Speaking after last week's hearing, Dawn Alford, executive director of the Society of Editors said: “The Society is deeply alarmed by reports that the Police Service of Northern Ireland routinely accessed the phone data of those they deemed “troublemaker” journalists simply for doing their job.
“Such behaviour would be a clear abuse of power and would ride roughshod over the rights of journalists to protect their sources. Unlawful surveillance of journalists does nothing for public confidence in policing and greatly undermines the ability of journalists to properly scrutinise and hold those in power to account on behalf of the public.
“Journalism is not a crime and journalists should not be treated as criminals simply for telling the truth.”
The tribunal heard today that, as part of 600 pages of new evidence disclosed to the tribunal ahead of a substantive hearing in October, a Durham Constabulary minute of a meeting between the senior investigating officer from Durham, Darren Ellis, and two PSNI detective sergeants working in intelligence operations suggested that there was a PSNI “defensive operation” against journalists in the region.

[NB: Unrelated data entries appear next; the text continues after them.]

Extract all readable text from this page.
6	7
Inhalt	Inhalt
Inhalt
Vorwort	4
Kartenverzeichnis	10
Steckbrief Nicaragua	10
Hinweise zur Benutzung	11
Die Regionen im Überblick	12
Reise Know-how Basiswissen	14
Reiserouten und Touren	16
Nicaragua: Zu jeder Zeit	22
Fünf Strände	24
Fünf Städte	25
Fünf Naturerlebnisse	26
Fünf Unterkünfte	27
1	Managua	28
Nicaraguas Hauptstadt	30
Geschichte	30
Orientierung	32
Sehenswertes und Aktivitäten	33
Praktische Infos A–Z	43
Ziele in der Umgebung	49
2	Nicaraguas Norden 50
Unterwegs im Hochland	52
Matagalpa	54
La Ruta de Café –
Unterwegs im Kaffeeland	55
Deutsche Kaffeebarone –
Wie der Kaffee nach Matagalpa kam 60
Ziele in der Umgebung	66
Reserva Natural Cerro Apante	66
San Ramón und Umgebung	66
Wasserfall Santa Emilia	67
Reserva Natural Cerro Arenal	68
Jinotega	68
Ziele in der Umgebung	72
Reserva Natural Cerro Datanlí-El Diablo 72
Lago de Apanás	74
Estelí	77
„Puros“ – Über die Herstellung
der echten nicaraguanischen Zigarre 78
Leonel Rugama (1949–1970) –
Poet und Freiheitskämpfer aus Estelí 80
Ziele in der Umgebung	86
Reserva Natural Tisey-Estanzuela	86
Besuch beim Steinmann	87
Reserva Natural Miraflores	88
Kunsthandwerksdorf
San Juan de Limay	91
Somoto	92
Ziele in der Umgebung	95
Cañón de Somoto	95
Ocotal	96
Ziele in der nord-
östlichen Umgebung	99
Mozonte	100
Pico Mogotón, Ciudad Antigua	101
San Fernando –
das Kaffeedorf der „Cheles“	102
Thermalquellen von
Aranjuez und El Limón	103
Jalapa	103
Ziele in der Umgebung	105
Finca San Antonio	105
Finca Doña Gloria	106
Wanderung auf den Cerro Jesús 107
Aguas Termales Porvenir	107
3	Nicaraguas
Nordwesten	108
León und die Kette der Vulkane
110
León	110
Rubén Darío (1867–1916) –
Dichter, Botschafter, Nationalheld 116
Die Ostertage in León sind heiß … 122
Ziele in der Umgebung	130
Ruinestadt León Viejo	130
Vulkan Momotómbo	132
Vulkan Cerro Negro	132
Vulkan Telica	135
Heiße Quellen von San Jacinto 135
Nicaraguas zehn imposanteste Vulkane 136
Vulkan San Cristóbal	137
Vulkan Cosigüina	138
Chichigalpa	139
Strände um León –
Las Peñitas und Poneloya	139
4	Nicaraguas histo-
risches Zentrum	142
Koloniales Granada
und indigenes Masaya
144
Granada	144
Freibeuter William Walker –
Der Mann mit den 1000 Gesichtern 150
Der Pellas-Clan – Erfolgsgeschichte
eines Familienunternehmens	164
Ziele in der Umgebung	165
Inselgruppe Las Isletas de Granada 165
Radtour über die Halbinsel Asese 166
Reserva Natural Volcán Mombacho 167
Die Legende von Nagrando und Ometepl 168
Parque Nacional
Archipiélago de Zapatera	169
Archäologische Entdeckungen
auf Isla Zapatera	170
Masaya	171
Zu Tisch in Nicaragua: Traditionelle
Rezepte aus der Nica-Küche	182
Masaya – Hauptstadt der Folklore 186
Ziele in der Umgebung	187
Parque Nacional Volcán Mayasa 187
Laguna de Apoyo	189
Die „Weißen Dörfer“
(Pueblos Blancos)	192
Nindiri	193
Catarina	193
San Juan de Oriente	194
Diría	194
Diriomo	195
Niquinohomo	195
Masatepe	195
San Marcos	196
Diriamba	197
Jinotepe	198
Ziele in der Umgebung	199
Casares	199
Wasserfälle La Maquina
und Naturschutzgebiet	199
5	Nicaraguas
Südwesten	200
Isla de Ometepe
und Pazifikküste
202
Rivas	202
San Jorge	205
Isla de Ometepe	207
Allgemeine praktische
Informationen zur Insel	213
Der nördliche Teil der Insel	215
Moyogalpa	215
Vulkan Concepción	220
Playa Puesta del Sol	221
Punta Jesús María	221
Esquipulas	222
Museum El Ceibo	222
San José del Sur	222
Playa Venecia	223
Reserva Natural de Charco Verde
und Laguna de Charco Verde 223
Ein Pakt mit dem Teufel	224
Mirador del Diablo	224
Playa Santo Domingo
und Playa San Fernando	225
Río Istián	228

Ben Jaffey KC, representing Mr McCaffrey, told the tribunal: “It appears to disclose the existence of what the PSNI call a defensive operation involving the cross-referencing of billing with police telephone numbers on a six-monthly basis of what appear to be a group of Northern Irish journalists who have written unobliging things about the PSNI.”
The PSNI and other respondents in the case have been asked to respond to the issues ahead of a further review hearing in July.
Birney and McCaffrey were falsely arrested in 2018 during an investigation by Durham Constabulary, supported by the PSNI, after a draft copy of a Police Ombudsman’s report into the 1994 massacre was shown in the 2018 documentary. The PSNI unreservedly apologised for how the men had been treated and agreed to pay £875,000 in damages to the journalists and the film company behind the documentary.